The second day of the workshop focused on specific technologies to help privacy on the Web. Thomas Dübendorfer (Google) emphasized the need for both transparency and user control and presented a proposal for social network based access control mechanisms in OpenSocial 1.1 (slides).

Aza Raskin (Mozilla) spoke about an icon-based privacy labeling approach (slides). The fundamental idea of this approach is to isolate a number of parameters that matter for users’ privacy decisions and are understandable, and to provide users with actionable choices. These parameters are represented in three forms: As legal language that supersedes whatever else a site’s privacy policy might say; as icons (laundry labels were used as an analog); and as machine-readable information that user agents could pick up on. A possible user interaction would use the privacy icons, and assume worst case icons for any site that doesn’t incorporate the policy mechanism.
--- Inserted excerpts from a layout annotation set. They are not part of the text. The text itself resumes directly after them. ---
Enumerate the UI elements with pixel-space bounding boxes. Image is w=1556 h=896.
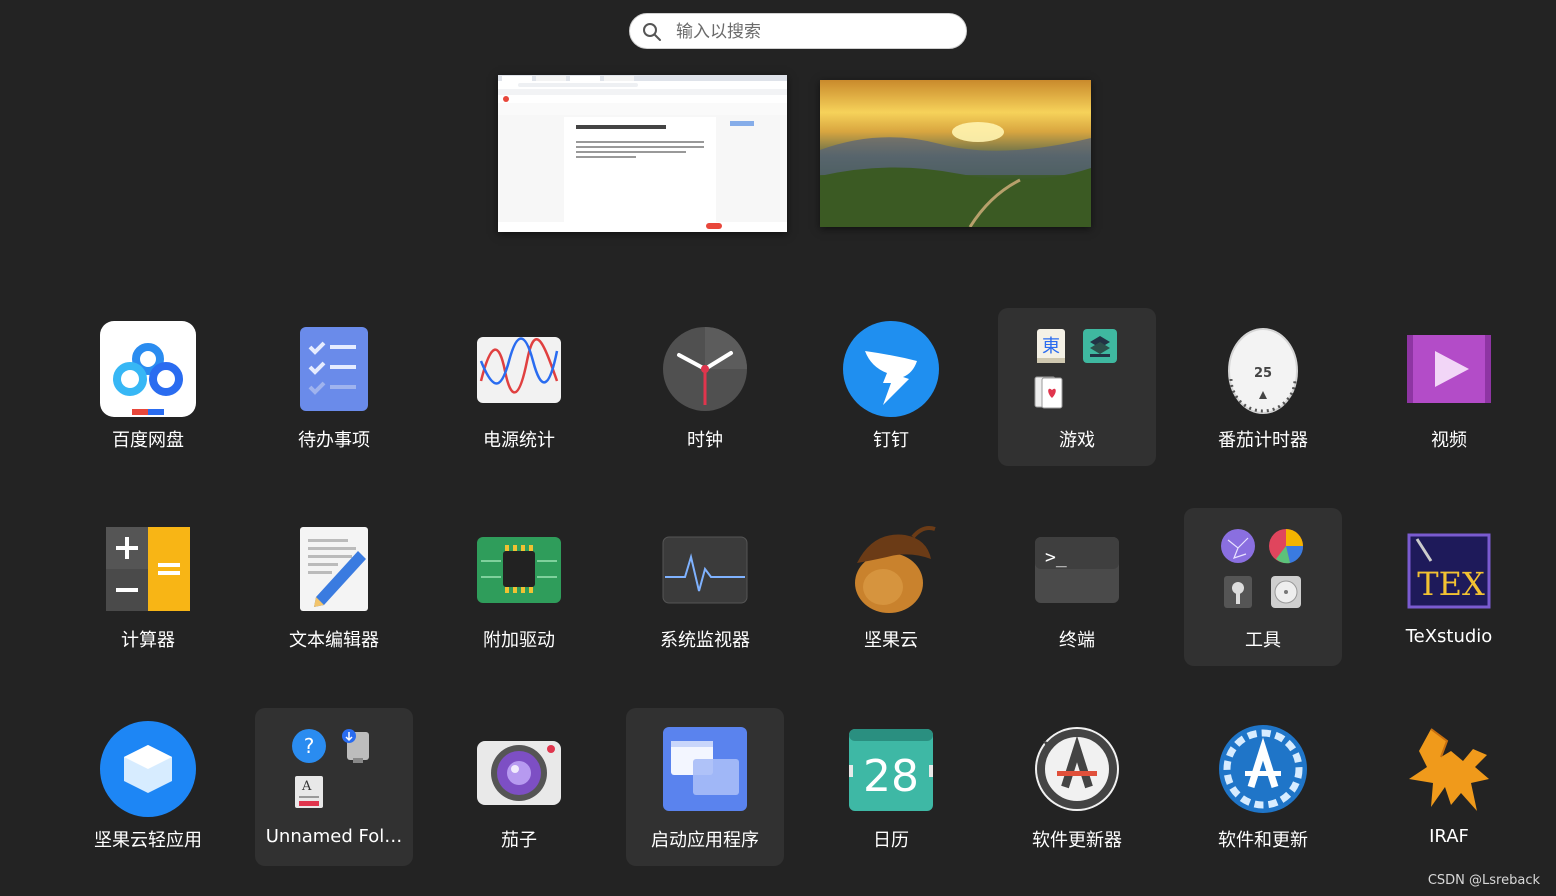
app-startup-apps[interactable]: 启动应用程序 (626, 708, 784, 866)
app-calendar[interactable]: 28 日历 (812, 708, 970, 866)
iraf-icon (1401, 721, 1497, 817)
app-texstudio[interactable]: TEX TeXstudio (1370, 508, 1528, 666)
app-tomato-timer[interactable]: 25 番茄计时器 (1184, 308, 1342, 466)
folder-games[interactable]: 東 游戏 (998, 308, 1156, 466)
wallpaper-window-preview[interactable] (820, 80, 1091, 227)
additional-drivers-icon (471, 521, 567, 617)
app-todo[interactable]: 待办事项 (255, 308, 413, 466)
app-clock[interactable]: 时钟 (626, 308, 784, 466)
app-label: 附加驱动 (483, 630, 555, 651)
solitaire-icon (1034, 374, 1070, 410)
todo-icon (286, 321, 382, 417)
svg-text:>_: >_ (1045, 547, 1067, 568)
passwords-keys-icon (1220, 574, 1256, 610)
app-label: 文本编辑器 (289, 630, 379, 651)
app-label: Unnamed Fol… (265, 826, 403, 847)
svg-text:25: 25 (1254, 366, 1272, 381)
texstudio-icon: TEX (1401, 521, 1497, 617)
app-label: 计算器 (121, 630, 175, 651)
app-label: 软件和更新 (1218, 830, 1308, 851)
app-label: 电源统计 (483, 430, 555, 451)
software-updater-icon (1029, 721, 1125, 817)
app-label: 软件更新器 (1032, 830, 1122, 851)
app-label: 钉钉 (873, 430, 909, 451)
app-label: 坚果云轻应用 (94, 830, 202, 851)
folder-utilities[interactable]: 工具 (1184, 508, 1342, 666)
app-additional-drivers[interactable]: 附加驱动 (440, 508, 598, 666)
app-label: IRAF (1429, 826, 1469, 847)
app-label: 坚果云 (864, 630, 918, 651)
nutstore-lite-icon (100, 721, 196, 817)
svg-text:A: A (301, 779, 312, 794)
app-nutstore-lite[interactable]: 坚果云轻应用 (69, 708, 227, 866)
app-software-updater[interactable]: 软件更新器 (998, 708, 1156, 866)
app-label: TeXstudio (1405, 626, 1493, 647)
app-power-statistics[interactable]: 电源统计 (440, 308, 598, 466)
app-label: 日历 (873, 830, 909, 851)
search-bar[interactable] (629, 13, 967, 49)
software-and-updates-icon (1215, 721, 1311, 817)
app-label: 百度网盘 (112, 430, 184, 451)
calendar-icon: 28 (843, 721, 939, 817)
app-label: 启动应用程序 (651, 830, 759, 851)
app-label: 番茄计时器 (1218, 430, 1308, 451)
search-icon (642, 22, 662, 42)
baidu-netdisk-icon (100, 321, 196, 417)
terminal-icon: >_ (1029, 521, 1125, 617)
app-terminal[interactable]: >_ 终端 (998, 508, 1156, 666)
power-statistics-icon (471, 321, 567, 417)
nutstore-icon (843, 521, 939, 617)
app-calculator[interactable]: 计算器 (69, 508, 227, 666)
app-label: 工具 (1245, 630, 1281, 651)
disks-icon (1268, 574, 1304, 610)
app-label: 待办事项 (298, 430, 370, 451)
system-monitor-icon (657, 521, 753, 617)
constellation-icon (1220, 528, 1256, 564)
app-label: 时钟 (687, 430, 723, 451)
app-label: 茄子 (501, 830, 537, 851)
game-tiles-icon (1082, 328, 1118, 364)
app-software-and-updates[interactable]: 软件和更新 (1184, 708, 1342, 866)
watermark: CSDN @Lsreback (1427, 873, 1540, 888)
app-label: 游戏 (1059, 430, 1095, 451)
usb-creator-icon (339, 728, 375, 764)
clock-icon (657, 321, 753, 417)
font-viewer-icon: A (291, 774, 327, 810)
svg-text:TEX: TEX (1417, 565, 1485, 603)
startup-apps-icon (657, 721, 753, 817)
cheese-icon (471, 721, 567, 817)
app-label: 系统监视器 (660, 630, 750, 651)
svg-text:?: ? (304, 734, 315, 758)
app-label: 视频 (1431, 430, 1467, 451)
disk-usage-icon (1268, 528, 1304, 564)
app-baidu-netdisk[interactable]: 百度网盘 (69, 308, 227, 466)
mahjongg-icon: 東 (1034, 328, 1070, 364)
videos-icon (1401, 321, 1497, 417)
app-label: 终端 (1059, 630, 1095, 651)
folder-unnamed[interactable]: ? A Unnamed Fol… (255, 708, 413, 866)
svg-text:東: 東 (1042, 336, 1060, 357)
app-system-monitor[interactable]: 系统监视器 (626, 508, 784, 666)
svg-text:28: 28 (863, 751, 919, 802)
app-text-editor[interactable]: 文本编辑器 (255, 508, 413, 666)
text-editor-icon (286, 521, 382, 617)
app-cheese[interactable]: 茄子 (440, 708, 598, 866)
help-icon: ? (291, 728, 327, 764)
dingtalk-icon (843, 321, 939, 417)
app-dingtalk[interactable]: 钉钉 (812, 308, 970, 466)
calculator-icon (100, 521, 196, 617)
search-input[interactable] (674, 18, 958, 46)
tomato-timer-icon: 25 (1215, 321, 1311, 417)
app-nutstore[interactable]: 坚果云 (812, 508, 970, 666)
app-videos[interactable]: 视频 (1370, 308, 1528, 466)
app-iraf[interactable]: IRAF (1370, 708, 1528, 866)
browser-window-preview[interactable] (498, 75, 787, 232)
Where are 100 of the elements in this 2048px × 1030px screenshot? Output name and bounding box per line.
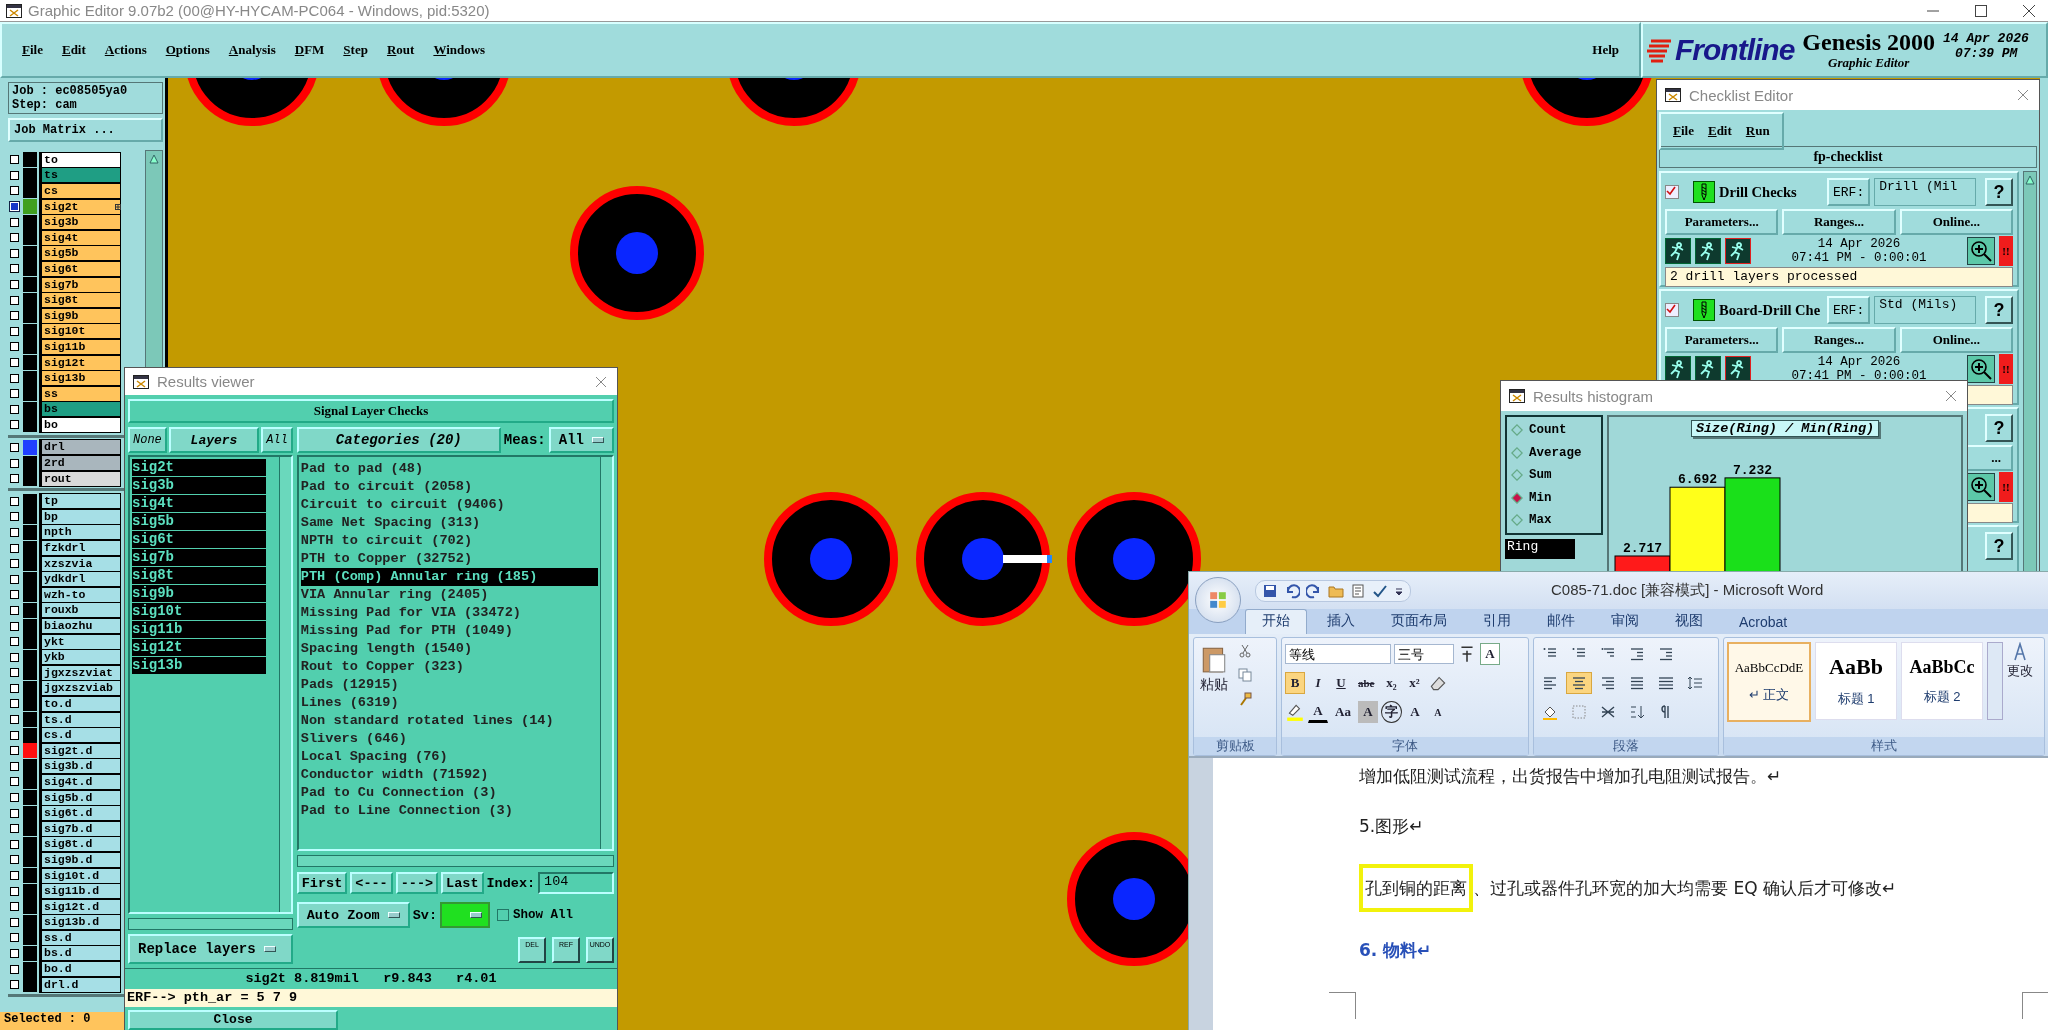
layer-name[interactable]: 2rd — [39, 455, 121, 472]
layer-checkbox[interactable] — [10, 559, 19, 569]
font-style-button[interactable]: abe — [1354, 672, 1379, 694]
layer-name[interactable]: sig3b — [39, 214, 121, 231]
layer-name[interactable]: tp — [39, 493, 121, 510]
layer-name[interactable]: fzkdrl — [39, 540, 121, 557]
layer-checkbox[interactable] — [10, 793, 19, 803]
scrollbar[interactable] — [296, 855, 614, 867]
running-figure-icon[interactable] — [1665, 356, 1691, 382]
menu-item[interactable]: Rout — [386, 39, 415, 61]
category-list-item[interactable]: Missing Pad for PTH (1049) — [300, 622, 598, 640]
layer-list-item[interactable]: sig5b — [132, 513, 266, 530]
font-name-dropdown[interactable]: 等线 — [1285, 644, 1391, 664]
layer-checkbox[interactable] — [10, 933, 19, 943]
layer-checkbox[interactable] — [10, 902, 19, 912]
close-icon[interactable] — [2022, 3, 2036, 18]
ribbon-tab[interactable]: 审阅 — [1595, 610, 1655, 634]
category-list-item[interactable]: Conductor width (71592) — [300, 766, 598, 784]
layer-checkbox[interactable] — [10, 186, 19, 196]
menu-item[interactable]: File — [22, 39, 43, 61]
layer-list-item[interactable]: sig13b — [132, 657, 266, 674]
navigation-button[interactable]: <--- — [350, 872, 393, 894]
running-figure-icon[interactable] — [1695, 238, 1721, 264]
category-list-item[interactable]: Circuit to circuit (9406) — [300, 496, 598, 514]
layer-list-item[interactable]: sig6t — [132, 531, 266, 548]
menu-item[interactable]: File — [1673, 120, 1694, 142]
layer-checkbox[interactable] — [10, 170, 19, 180]
ribbon-tab[interactable]: 引用 — [1467, 610, 1527, 634]
layer-list-item[interactable]: sig11b — [132, 621, 266, 638]
radio-button[interactable] — [1511, 469, 1523, 481]
layer-name[interactable]: cs.d — [39, 727, 121, 744]
layer-name[interactable]: sig3b.d — [39, 758, 121, 775]
category-list-item[interactable]: NPTH to circuit (702) — [300, 532, 598, 550]
layer-name[interactable]: sig13b — [39, 370, 121, 387]
layer-filter-button[interactable]: Layers — [168, 427, 260, 453]
layer-checkbox[interactable] — [10, 652, 19, 662]
radio-button[interactable] — [1511, 491, 1523, 504]
layer-checkbox[interactable] — [10, 574, 19, 584]
layer-checkbox[interactable] — [10, 917, 19, 927]
menu-item[interactable]: Windows — [433, 39, 486, 61]
ranges-button[interactable]: Ranges... — [1782, 327, 1896, 353]
font-style-button[interactable]: B — [1285, 672, 1305, 694]
ranges-button[interactable]: Ranges... — [1782, 209, 1896, 235]
category-list-item[interactable]: Pads (12915) — [300, 676, 598, 694]
font-style-button[interactable]: x₂ — [1381, 672, 1402, 694]
navigation-button[interactable]: First — [296, 872, 348, 894]
layer-checkbox[interactable] — [10, 605, 19, 615]
erf-field[interactable]: Std (Mils) — [1874, 296, 1977, 324]
category-list-item[interactable]: Pad to Cu Connection (3) — [300, 784, 598, 802]
layer-list-item[interactable]: sig4t — [132, 495, 266, 512]
layer-checkbox[interactable] — [10, 964, 19, 974]
layer-name[interactable]: sig13b.d — [39, 914, 121, 931]
maximize-icon[interactable] — [1974, 3, 1988, 18]
index-field[interactable]: 104 — [538, 872, 614, 894]
ribbon-tab[interactable]: 邮件 — [1531, 610, 1591, 634]
erf-button[interactable]: ERF: — [1827, 178, 1871, 206]
check-checkbox[interactable] — [1665, 185, 1679, 199]
category-list-item[interactable]: Same Net Spacing (313) — [300, 514, 598, 532]
character-border-button[interactable]: A — [1480, 643, 1500, 665]
category-list-item[interactable]: Rout to Copper (323) — [300, 658, 598, 676]
layer-name[interactable]: npth — [39, 524, 121, 541]
layer-checkbox[interactable] — [10, 621, 19, 631]
font-shaded-button[interactable]: A — [1357, 701, 1378, 723]
layer-checkbox[interactable] — [10, 420, 19, 430]
category-list-item[interactable]: Local Spacing (76) — [300, 748, 598, 766]
layer-checkbox[interactable] — [10, 512, 19, 522]
layer-list-item[interactable]: sig10t — [132, 603, 266, 620]
layer-checkbox[interactable] — [10, 746, 19, 756]
layer-checkbox[interactable] — [10, 855, 19, 865]
layer-checkbox[interactable] — [10, 668, 19, 678]
category-list-item[interactable]: Spacing length (1540) — [300, 640, 598, 658]
layer-name[interactable]: bs.d — [39, 945, 121, 962]
check-checkbox[interactable] — [1665, 303, 1679, 317]
layer-filter-button[interactable]: None — [128, 427, 167, 453]
measure-field[interactable]: Ring — [1505, 539, 1575, 559]
change-styles-button[interactable]: 更改 — [2007, 662, 2033, 680]
running-figure-icon[interactable] — [1665, 238, 1691, 264]
align-center-button[interactable] — [1566, 672, 1592, 694]
parameters-button[interactable]: Parameters... — [1665, 327, 1779, 353]
layer-name[interactable]: to — [39, 151, 121, 168]
undo-icon[interactable] — [1284, 582, 1300, 599]
menu-item[interactable]: Analysis — [228, 39, 276, 61]
help-button[interactable]: ? — [1985, 296, 2013, 324]
layer-list-item[interactable]: sig8t — [132, 567, 266, 584]
navigation-button[interactable]: ---> — [395, 872, 439, 894]
layer-name[interactable]: bs — [39, 401, 121, 418]
document-icon[interactable] — [1350, 582, 1366, 599]
layer-name[interactable]: drl — [39, 439, 121, 456]
scissors-icon[interactable] — [1238, 644, 1252, 658]
navigation-button[interactable]: Last — [441, 872, 484, 894]
save-icon[interactable] — [1262, 582, 1278, 599]
category-list-item[interactable]: Pad to Line Connection (3) — [300, 802, 598, 820]
layer-name[interactable]: jgxzszviab — [39, 680, 121, 697]
help-button[interactable]: ? — [1985, 532, 2013, 560]
layer-mode-dropdown[interactable]: Replace layers — [128, 934, 293, 964]
help-button[interactable]: ? — [1985, 178, 2013, 206]
ribbon-tab[interactable]: 页面布局 — [1375, 610, 1463, 634]
radio-button[interactable] — [1511, 446, 1523, 459]
paste-button[interactable]: 粘贴 — [1196, 644, 1232, 694]
layer-checkbox[interactable] — [10, 730, 19, 740]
There was substantive feed-back and discussion about the proposal’s specific aspects. There was general agreement that current privacy policies are neither read nor understood by most users and a new simpler approach is needed. While the privacy icons approach rests on the assumption that “unusual” departures from “normal” practices are highlighted, workshop participants noted that many of the “privacy-unfriendly” practices identified in the proposal were, in fact, almost universally used by e-commerce sites. Implicitly, summarizing privacy icons would also assume universal privacy preferences: by focusing on privacy practices causing “surprise” amongst users, they rely on common, baseline privacy concerns. It was also noted that the approach presented took up the same basic paradigm as P3P, and would fail in the market for the same reasons. Further, in the current market environment, trust seals are often shown by the sites least likely to respect users’ privacy.

Bryan Sullivan (AT&T) discussed the BONDI project’s privacy approach (slides), based on a general security policy framework that also attempts to address privacy concerns.

John Morris (CDT) presented the general approach of binding privacy rules to data (slides), and of creating an environment in which the legal environment might enforce the user’s privacy preferences. He gave the analog of binding a copyright notice to copyright law, relying on non-technical enforcement mechanisms. The key is to express privacy needs, to legally establish a “reasonable expectation of privacy”.

The approach was further refined in presentations by Alissa Cooper (CDT) (slides) and Robin Berjon (Vodafone) (slides), who reviewed specific proposals under discussion in the W3C Device API and Policy Working Group: Cooper outlined an approach that would be based on three main parameters, sharing, secondary use, and retention. Similar to privacy negotiations, users would attach a rule-set to personal information as they disclose it to the Web site. The least permissive setting in this approach would still permit the use of personal information for behavioral advertising.

Reservations during discussion of this approach included: The relative value of proactive vs. reactive privacy technologies (data minimization vs. policies enforced by law); (lack of) incentives for service providers to actually honor privacy preferences; (lack of) integration of individual privacy decisions when they occur as part of a complex, e.g., augmented reality related, interaction.

Participants also noted that standardizing both privacy icons and privacy rule-sets would require several agreements: (a) a definition of nomenclature and background terms, and (b) a specific set of privacy properties that matter to users, and are acceptable to service providers. It was pointed out that P3P attempted to cover both of these areas, but suffered from the complexity that ensued on a technical level. Workshop participants pointed out, however, that details of how data is used is not needed in rule-sets so this is somewhat different. Members of the workshop agreed however that it makes sense for the Device APIs and Policy WG to consider the rule-set approach further.